X線結晶学の新しい技術により、研究者はリアルタイムで実験を調整できる。 New technique for X-ray crystallography allows researchers to adjust their experiments in real time.
2022-05-11 アルゴンヌ国立研究所(ANL)
<関連情報>
- https://www.anl.gov/article/hitting-a-new-peak-scientists-enhance-xray-data-analysis-with-artificial-intelligence
- https://journals.iucr.org/m/issues/2022/01/00/fs5198/index.html
BraggNN: ディープラーニングを用いた高速X線ブラッグピーク解析 BraggNN: fast X-ray Bragg peak analysis using deep learning
Zhengchun Liu, Hemant Sharma, Jun-Sang Park, Peter Kenesei, Antonino Miceli, Jonathan Almer, Rajkumar Kettimuthu and Ian Foster
International Union of Crystallography Published:10 December 2021
DOI:https://doi.org/10.1107/S2052252521011258
Abstract
X-ray diffraction based microscopy techniques such as high-energy diffraction microscopy (HEDM) rely on knowledge of the position of diffraction peaks with high precision. These positions are typically computed by fitting the observed intensities in detector data to a theoretical peak shape such as pseudo-Voigt. As experiments become more complex and detector technologies evolve, the computational cost of such peak-shape fitting becomes the biggest hurdle to the rapid analysis required for real-time feedback in experiments. To this end, we propose BraggNN, a deep-learning based method that can determine peak positions much more rapidly than conventional pseudo-Voigt peak fitting.
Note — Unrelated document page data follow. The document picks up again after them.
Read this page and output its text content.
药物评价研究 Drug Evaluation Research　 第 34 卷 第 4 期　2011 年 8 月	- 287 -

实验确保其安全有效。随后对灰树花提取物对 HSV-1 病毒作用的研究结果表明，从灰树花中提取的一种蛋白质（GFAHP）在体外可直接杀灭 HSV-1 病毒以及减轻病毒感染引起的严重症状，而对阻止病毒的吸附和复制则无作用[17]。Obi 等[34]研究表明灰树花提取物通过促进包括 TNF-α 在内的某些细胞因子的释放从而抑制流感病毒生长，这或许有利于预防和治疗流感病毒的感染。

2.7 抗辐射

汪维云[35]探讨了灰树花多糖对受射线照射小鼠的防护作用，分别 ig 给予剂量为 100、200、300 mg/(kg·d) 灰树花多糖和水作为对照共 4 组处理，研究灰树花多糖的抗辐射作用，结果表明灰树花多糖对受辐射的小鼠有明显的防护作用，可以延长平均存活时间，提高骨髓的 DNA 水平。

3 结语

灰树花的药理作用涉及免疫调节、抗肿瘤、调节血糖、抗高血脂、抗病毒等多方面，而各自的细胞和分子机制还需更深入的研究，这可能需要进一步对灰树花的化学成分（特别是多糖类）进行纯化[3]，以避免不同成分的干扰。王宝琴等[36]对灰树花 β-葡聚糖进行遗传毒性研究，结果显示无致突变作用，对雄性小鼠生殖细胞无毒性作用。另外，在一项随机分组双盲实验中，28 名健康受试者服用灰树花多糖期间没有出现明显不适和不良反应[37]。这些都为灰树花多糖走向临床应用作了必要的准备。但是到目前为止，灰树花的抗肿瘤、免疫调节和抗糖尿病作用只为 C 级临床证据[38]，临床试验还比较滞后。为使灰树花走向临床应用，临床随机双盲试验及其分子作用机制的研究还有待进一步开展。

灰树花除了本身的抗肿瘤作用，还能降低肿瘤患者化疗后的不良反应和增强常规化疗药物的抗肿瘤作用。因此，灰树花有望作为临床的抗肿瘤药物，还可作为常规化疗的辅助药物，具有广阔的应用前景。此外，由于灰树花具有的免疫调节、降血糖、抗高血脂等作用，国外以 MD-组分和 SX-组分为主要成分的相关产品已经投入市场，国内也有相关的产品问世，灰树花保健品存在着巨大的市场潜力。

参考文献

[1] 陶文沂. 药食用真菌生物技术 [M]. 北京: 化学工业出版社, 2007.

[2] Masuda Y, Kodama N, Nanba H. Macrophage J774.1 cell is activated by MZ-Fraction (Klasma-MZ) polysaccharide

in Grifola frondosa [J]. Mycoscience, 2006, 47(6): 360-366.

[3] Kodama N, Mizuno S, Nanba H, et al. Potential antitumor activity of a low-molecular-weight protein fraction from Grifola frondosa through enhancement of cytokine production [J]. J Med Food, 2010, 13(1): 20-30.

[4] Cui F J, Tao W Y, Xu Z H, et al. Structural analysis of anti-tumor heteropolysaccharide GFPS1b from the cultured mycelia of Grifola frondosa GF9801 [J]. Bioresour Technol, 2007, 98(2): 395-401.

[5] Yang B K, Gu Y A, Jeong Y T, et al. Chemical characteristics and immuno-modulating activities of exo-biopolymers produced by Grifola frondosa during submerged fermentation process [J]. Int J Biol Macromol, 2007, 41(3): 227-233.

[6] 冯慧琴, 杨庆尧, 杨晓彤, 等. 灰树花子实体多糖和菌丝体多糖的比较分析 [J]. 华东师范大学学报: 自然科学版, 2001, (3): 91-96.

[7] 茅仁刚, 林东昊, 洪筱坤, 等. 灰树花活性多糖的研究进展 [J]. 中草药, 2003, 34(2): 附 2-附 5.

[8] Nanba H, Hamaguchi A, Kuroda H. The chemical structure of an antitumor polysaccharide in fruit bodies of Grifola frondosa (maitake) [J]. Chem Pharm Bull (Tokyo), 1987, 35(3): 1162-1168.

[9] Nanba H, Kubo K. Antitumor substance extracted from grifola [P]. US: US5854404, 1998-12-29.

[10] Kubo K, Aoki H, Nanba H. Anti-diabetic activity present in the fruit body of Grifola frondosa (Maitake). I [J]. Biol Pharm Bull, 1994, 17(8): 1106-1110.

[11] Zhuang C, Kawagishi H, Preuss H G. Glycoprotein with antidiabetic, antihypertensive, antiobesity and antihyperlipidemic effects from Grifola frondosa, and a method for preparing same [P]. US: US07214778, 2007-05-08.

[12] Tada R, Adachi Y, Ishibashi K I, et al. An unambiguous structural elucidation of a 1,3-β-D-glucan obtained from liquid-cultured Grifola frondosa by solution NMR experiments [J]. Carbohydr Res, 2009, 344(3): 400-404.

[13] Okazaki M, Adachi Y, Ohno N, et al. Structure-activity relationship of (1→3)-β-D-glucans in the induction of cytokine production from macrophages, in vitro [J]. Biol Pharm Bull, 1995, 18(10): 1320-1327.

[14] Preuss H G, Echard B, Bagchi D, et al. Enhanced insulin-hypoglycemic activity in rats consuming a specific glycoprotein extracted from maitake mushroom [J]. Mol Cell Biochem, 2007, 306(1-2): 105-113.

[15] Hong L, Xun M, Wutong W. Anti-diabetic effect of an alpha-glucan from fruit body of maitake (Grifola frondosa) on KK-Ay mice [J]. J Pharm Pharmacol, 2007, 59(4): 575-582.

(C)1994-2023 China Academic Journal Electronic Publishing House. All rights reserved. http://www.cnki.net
When applied to a test dataset, peak center-of-mass positions obtained from BraggNN deviate less than 0.29 and 0.57 pixels for 75 and 95% of the peaks, respectively, from positions obtained using conventional pseudo-Voigt fitting (Euclidean distance). When applied to a real experimental dataset and using grain positions from near-field HEDM reconstruction as ground-truth, grain positions using BraggNN result in 15% smaller errors compared with those calculated using pseudo-Voigt. Recent advances in deep-learning method implementations and special-purpose model inference accelerators allow BraggNN to deliver enormous performance improvements relative to the conventional method, running, for example, more than 200 times faster on a consumer-class GPU card with out-of-the-box software.